Não é que eles queiram. Acontece. Cena de bar costumeira. Aproveitando a pausa do vinho, a palavra infeliz dele, mas pode ser dela também, escapa e atinge, pedra certeira. Ela, pode ser ele também, se assusta com a ofensa inesperada e o troco é imediato, mas com o dobro da agressividade. Quem recebe a pedrada começará a derrubar, de cima de uma montanha de ódio, todas as mágoas acumuladas. Pronto. Está aberto o barraco. Começou o bate-boca do até então elegante casal, que, agora, se desarruma e se enfeia diante dos olhares curiosos. A cena, visivelmente raivosa, exibe um atropelo nervoso de falas, dedos e mãos, sem qualquer pudor de intimidade. Pouco lhes importa a curiosidade das mesas laterais, em situação de guerra só interessam as reações do inimigo. É preciso contra-atacar.
Cabeleireiro, manicure, maquiagem, vestido especial, o lugarzinho romântico, tudo pra quê? Ele, barba feita, blazer casual sobre calça jeans, também se produzira para uma noite de vinhos e de gastronomia refinada. Mas quem segura a palavra infeliz? Uma só, desnecessária a segunda, é o bastante para, num golpe só, estilhaçar a torre dos cristais equilibrados. Tanto investimento na produção da noite amorosa para tudo ruir sem a mínima chance de conserto. Por que incidentes assim são tão frequentes entre namorados?

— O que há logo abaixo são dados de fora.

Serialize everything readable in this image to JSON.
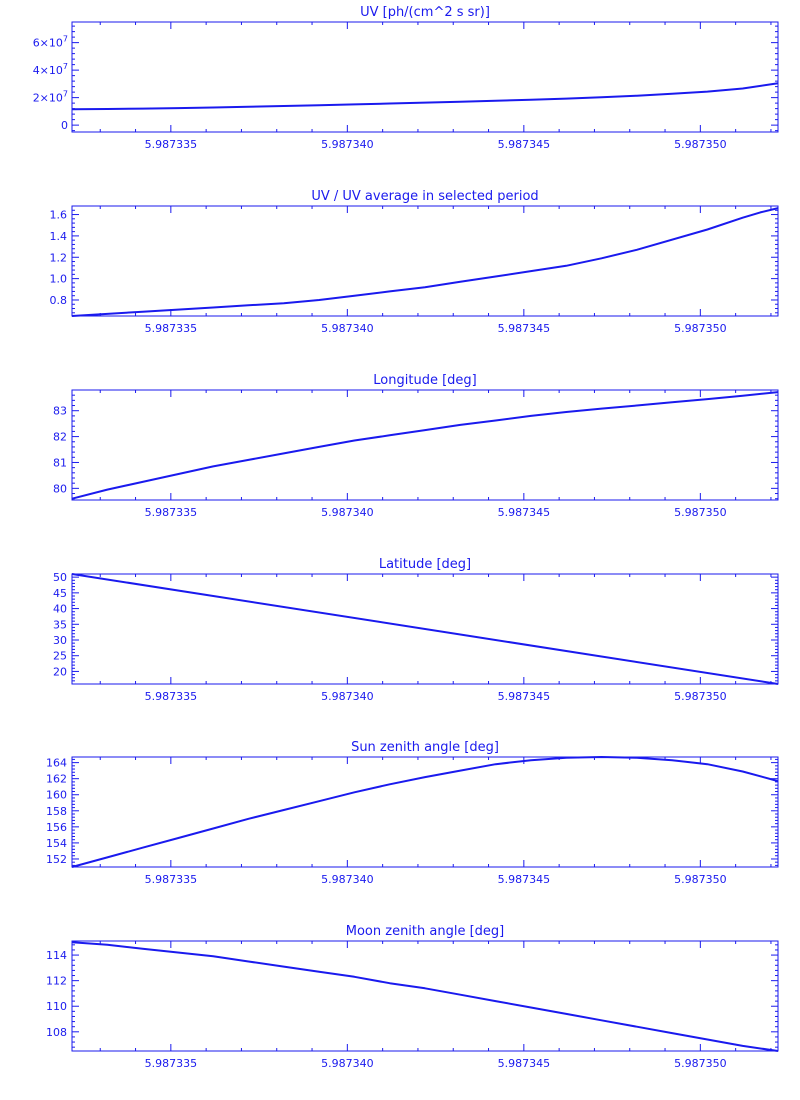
{
  "colors": {
    "line": "#1a1aee",
    "background": "#ffffff"
  },
  "chart_data": [
    {
      "type": "line",
      "title": "UV [ph/(cm^2 s sr)]",
      "xlim": [
        5.9873322,
        5.9873522
      ],
      "xticks": [
        5.987335,
        5.98734,
        5.987345,
        5.98735
      ],
      "xtick_labels": [
        "5.987335",
        "5.987340",
        "5.987345",
        "5.987350"
      ],
      "ylim": [
        -5000000,
        75000000
      ],
      "yticks": [
        0,
        20000000,
        40000000,
        60000000
      ],
      "ytick_labels": [
        "0",
        "2×10^7",
        "4×10^7",
        "6×10^7"
      ],
      "ytick_display": [
        [
          "0",
          ""
        ],
        [
          "2×10",
          "7"
        ],
        [
          "4×10",
          "7"
        ],
        [
          "6×10",
          "7"
        ]
      ],
      "x": [
        5.9873322,
        5.9873332,
        5.9873342,
        5.9873352,
        5.9873362,
        5.9873372,
        5.9873382,
        5.9873392,
        5.9873402,
        5.9873412,
        5.9873422,
        5.9873432,
        5.9873442,
        5.9873452,
        5.9873462,
        5.9873472,
        5.9873482,
        5.9873492,
        5.9873502,
        5.9873512,
        5.9873522
      ],
      "y": [
        11500000,
        11700000,
        12000000,
        12400000,
        12800000,
        13300000,
        13900000,
        14500000,
        15100000,
        15700000,
        16400000,
        17000000,
        17700000,
        18500000,
        19300000,
        20300000,
        21400000,
        22800000,
        24400000,
        26600000,
        30500000
      ]
    },
    {
      "type": "line",
      "title": "UV / UV average in selected period",
      "xlim": [
        5.9873322,
        5.9873522
      ],
      "xticks": [
        5.987335,
        5.98734,
        5.987345,
        5.98735
      ],
      "xtick_labels": [
        "5.987335",
        "5.987340",
        "5.987345",
        "5.987350"
      ],
      "ylim": [
        0.65,
        1.68
      ],
      "yticks": [
        0.8,
        1.0,
        1.2,
        1.4,
        1.6
      ],
      "ytick_labels": [
        "0.8",
        "1.0",
        "1.2",
        "1.4",
        "1.6"
      ],
      "x": [
        5.9873322,
        5.9873332,
        5.9873342,
        5.9873352,
        5.9873362,
        5.9873372,
        5.9873382,
        5.9873392,
        5.9873402,
        5.9873412,
        5.9873422,
        5.9873432,
        5.9873442,
        5.9873452,
        5.9873462,
        5.9873472,
        5.9873482,
        5.9873502,
        5.9873512,
        5.9873517,
        5.9873522
      ],
      "y": [
        0.65,
        0.67,
        0.69,
        0.71,
        0.73,
        0.75,
        0.77,
        0.8,
        0.84,
        0.88,
        0.92,
        0.97,
        1.02,
        1.07,
        1.12,
        1.19,
        1.27,
        1.46,
        1.57,
        1.62,
        1.66
      ]
    },
    {
      "type": "line",
      "title": "Longitude [deg]",
      "xlim": [
        5.9873322,
        5.9873522
      ],
      "xticks": [
        5.987335,
        5.98734,
        5.987345,
        5.98735
      ],
      "xtick_labels": [
        "5.987335",
        "5.987340",
        "5.987345",
        "5.987350"
      ],
      "ylim": [
        79.55,
        83.8
      ],
      "yticks": [
        80,
        81,
        82,
        83
      ],
      "ytick_labels": [
        "80",
        "81",
        "82",
        "83"
      ],
      "x": [
        5.9873322,
        5.9873332,
        5.9873342,
        5.9873352,
        5.9873362,
        5.9873372,
        5.9873382,
        5.9873392,
        5.9873402,
        5.9873412,
        5.9873422,
        5.9873432,
        5.9873442,
        5.9873452,
        5.9873462,
        5.9873472,
        5.9873482,
        5.9873492,
        5.9873502,
        5.9873512,
        5.9873522
      ],
      "y": [
        79.6,
        79.95,
        80.25,
        80.55,
        80.85,
        81.1,
        81.35,
        81.6,
        81.85,
        82.05,
        82.25,
        82.45,
        82.62,
        82.8,
        82.95,
        83.08,
        83.2,
        83.33,
        83.45,
        83.58,
        83.72
      ]
    },
    {
      "type": "line",
      "title": "Latitude [deg]",
      "xlim": [
        5.9873322,
        5.9873522
      ],
      "xticks": [
        5.987335,
        5.98734,
        5.987345,
        5.98735
      ],
      "xtick_labels": [
        "5.987335",
        "5.987340",
        "5.987345",
        "5.987350"
      ],
      "ylim": [
        16,
        51
      ],
      "yticks": [
        20,
        25,
        30,
        35,
        40,
        45,
        50
      ],
      "ytick_labels": [
        "20",
        "25",
        "30",
        "35",
        "40",
        "45",
        "50"
      ],
      "x": [
        5.9873322,
        5.9873522
      ],
      "y": [
        51,
        16
      ]
    },
    {
      "type": "line",
      "title": "Sun zenith angle [deg]",
      "xlim": [
        5.9873322,
        5.9873522
      ],
      "xticks": [
        5.987335,
        5.98734,
        5.987345,
        5.98735
      ],
      "xtick_labels": [
        "5.987335",
        "5.987340",
        "5.987345",
        "5.987350"
      ],
      "ylim": [
        151,
        164.7
      ],
      "yticks": [
        152,
        154,
        156,
        158,
        160,
        162,
        164
      ],
      "ytick_labels": [
        "152",
        "154",
        "156",
        "158",
        "160",
        "162",
        "164"
      ],
      "x": [
        5.9873322,
        5.9873332,
        5.9873342,
        5.9873352,
        5.9873362,
        5.9873372,
        5.9873382,
        5.9873392,
        5.9873402,
        5.9873412,
        5.9873422,
        5.9873432,
        5.9873442,
        5.9873452,
        5.9873462,
        5.9873472,
        5.9873482,
        5.9873492,
        5.9873502,
        5.9873512,
        5.9873522
      ],
      "y": [
        151.0,
        152.2,
        153.4,
        154.6,
        155.8,
        157.0,
        158.1,
        159.2,
        160.3,
        161.3,
        162.2,
        163.0,
        163.8,
        164.3,
        164.6,
        164.7,
        164.6,
        164.3,
        163.8,
        162.9,
        161.7
      ]
    },
    {
      "type": "line",
      "title": "Moon zenith angle [deg]",
      "xlim": [
        5.9873322,
        5.9873522
      ],
      "xticks": [
        5.987335,
        5.98734,
        5.987345,
        5.98735
      ],
      "xtick_labels": [
        "5.987335",
        "5.987340",
        "5.987345",
        "5.987350"
      ],
      "ylim": [
        106.5,
        115.1
      ],
      "yticks": [
        108,
        110,
        112,
        114
      ],
      "ytick_labels": [
        "108",
        "110",
        "112",
        "114"
      ],
      "x": [
        5.9873322,
        5.9873332,
        5.9873342,
        5.9873352,
        5.9873362,
        5.9873372,
        5.9873382,
        5.9873392,
        5.9873402,
        5.9873412,
        5.9873422,
        5.9873432,
        5.9873442,
        5.9873452,
        5.9873462,
        5.9873472,
        5.9873482,
        5.9873492,
        5.9873502,
        5.9873512,
        5.9873522
      ],
      "y": [
        115.0,
        114.8,
        114.5,
        114.2,
        113.9,
        113.5,
        113.1,
        112.7,
        112.3,
        111.8,
        111.4,
        110.9,
        110.4,
        109.9,
        109.4,
        108.9,
        108.4,
        107.9,
        107.4,
        106.9,
        106.5
      ]
    }
  ]
}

Intuitivos, alguns casais cuidam de ter a companhia de outro casal, sabem que a mesa a quatro pessoas lida melhor com a boca atrevida. Elas falam de tudo, sobretudo do que faz bem à alma feminina; eles fazem a bola rolar do futebol à política, às vezes falam de negócios e de tudo mais que puder ser assunto diante de suas companheiras. Uma noite assim, claro, garante a paz dos casais, mas passa muito longe de uma encantada noite de namoro.
Por que namorar é tão difícil? A mínima desatenção, uma palavra impensada, um silêncio prolongado, um olhar dissimulado na moça ou no moço lindo que passa, qualquer coisa, por menor que seja, avinagra o vinho e desqualifica o cardápio.
Por que o amor exige tanto dos amantes? Por que o fio do arame insiste em ser corda bamba? Entre tapas e beijos, é preciso encontrar o equilíbrio, pois a queda se anuncia na insegurança de cada passo. Por que, volto a perguntar, o amor exige tanto dos amantes, sobretudo dos jovens casais? Sim, eis o detalhe importante: quanto mais jovem é o casal, maior a possibilidade de protagonizarem cenas agressivas assim. É que jovens amantes são movidos pelo mesmo fogo abrasador que os une e os separa. Na linguagem passional dos corpos jovens, tudo pode acontecer. Do nada, um beijo apaixonado ou uma palavra-pedra de ferir. Bem o dizem os versos camonianos, o amor é feito da convivência dos contrários: "um fogo que arde sem se ver", "uma dor que desatina sem doer".
Casais de velhos companheiros já não correm tanto risco assim. Desentendimentos, claro, também existem entre eles, mas não ao ponto de duelarem tão ostensivamente numa mesa de bar. O tempo do longo convívio se, por um lado lhes abrandou a chama dos corpos, por outro, compensou-os com a serenidade da convivência sem sobressaltos. O tempo dá ao amor e a tudo o que existe um jeito diferente de ser. É pela idade que as coisas se explicam. O amor também envelhece e mais sereno fica.